The loss of chromosome-protective telomeres has been considered a major barrier to the creation of healthy mammal clones, but scientists have been unable to determine how telomere length is controlled in developing embryos. Research on mouse and cow clones, reported in the 17 May issue of the Proceedings of the National Academy of Sciences, sheds light on how some clones deal with this problem.
The ends of chromosomes are capped by wads of DNA called telomeres. Each time a cell divides, they get clipped a little bit shorter. When the telomeres are worn away, the chromosomes become vulnerable to mutations, possibly paving the way for age-related diseases such as atherosclerosis and certain cancers.

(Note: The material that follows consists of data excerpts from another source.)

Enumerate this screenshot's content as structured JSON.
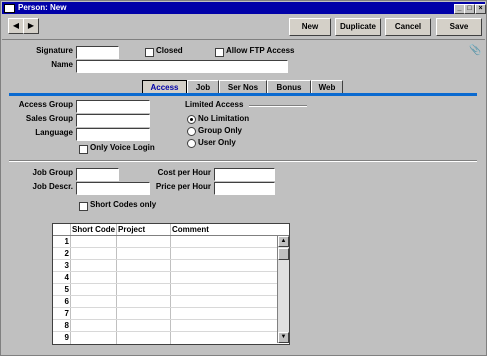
{
  "window": {
    "title": "Person: New"
  },
  "toolbar": {
    "new": "New",
    "duplicate": "Duplicate",
    "cancel": "Cancel",
    "save": "Save"
  },
  "header": {
    "signature_label": "Signature",
    "closed_label": "Closed",
    "ftp_label": "Allow FTP Access",
    "name_label": "Name"
  },
  "tabs": [
    "Access",
    "Job",
    "Ser Nos",
    "Bonus",
    "Web"
  ],
  "access": {
    "access_group_label": "Access Group",
    "sales_group_label": "Sales Group",
    "language_label": "Language",
    "voice_login_label": "Only Voice Login",
    "limited_access_label": "Limited Access",
    "radio_no_limit": "No Limitation",
    "radio_group_only": "Group Only",
    "radio_user_only": "User Only"
  },
  "job": {
    "job_group_label": "Job Group",
    "job_descr_label": "Job Descr.",
    "cost_per_hour_label": "Cost per Hour",
    "price_per_hour_label": "Price per Hour",
    "short_codes_only_label": "Short Codes only"
  },
  "grid": {
    "columns": [
      "Short Code",
      "Project",
      "Comment"
    ],
    "rows": [
      "1",
      "2",
      "3",
      "4",
      "5",
      "6",
      "7",
      "8",
      "9"
    ]
  }
}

As a safeguard, in cells such as egg, sperm, and stem cells, an enzyme called telomerase is responsible for preventing this wear and tear by maintaining telomere length. But after development is finished, telomerase becomes inactive in adult cells. One of the expected dangers of cloning is that worn down telomeres will be inherited from the adult cells used in lieu of an egg or sperm cell, and indeed the telomeres of adult clones are often shorter than normal.
To see what might go wrong with the telomeres of cloned animals between cell fusion and maturity, a team led by Lenhard Rudolph of the Hannover School of Medicine and Heiner Niemann of the Institute for Animal Science at Mariensee, Germany, tracked the length of telomeres during development. By comparing mouse and cow embryos made either by normal fertilization, in vitro fertilization, or cloning, they discovered that developing embryos can fix short telomeres.
No matter where the source of their DNA, as soon as the embryos became hollow balls of cells, between the developmental stages known as blastocyst and morula, telomerase lengthened telomeres to the right size. In embryos where the telomerase gene was deleted, the telomeres of all embryos became shorter than normal.
This study reveals the "crucial moment in development" when the telomere deficiency of cloned embryos gets fixed, says Maria Blasco, a molecular biologist at the Spanish National Cancer Center in Madrid, Spain. Why do some clones still end up with short telomeres? Blasco suspects that cloning can lead to chemical modification of DNA, possibly blocking telomerase from its target.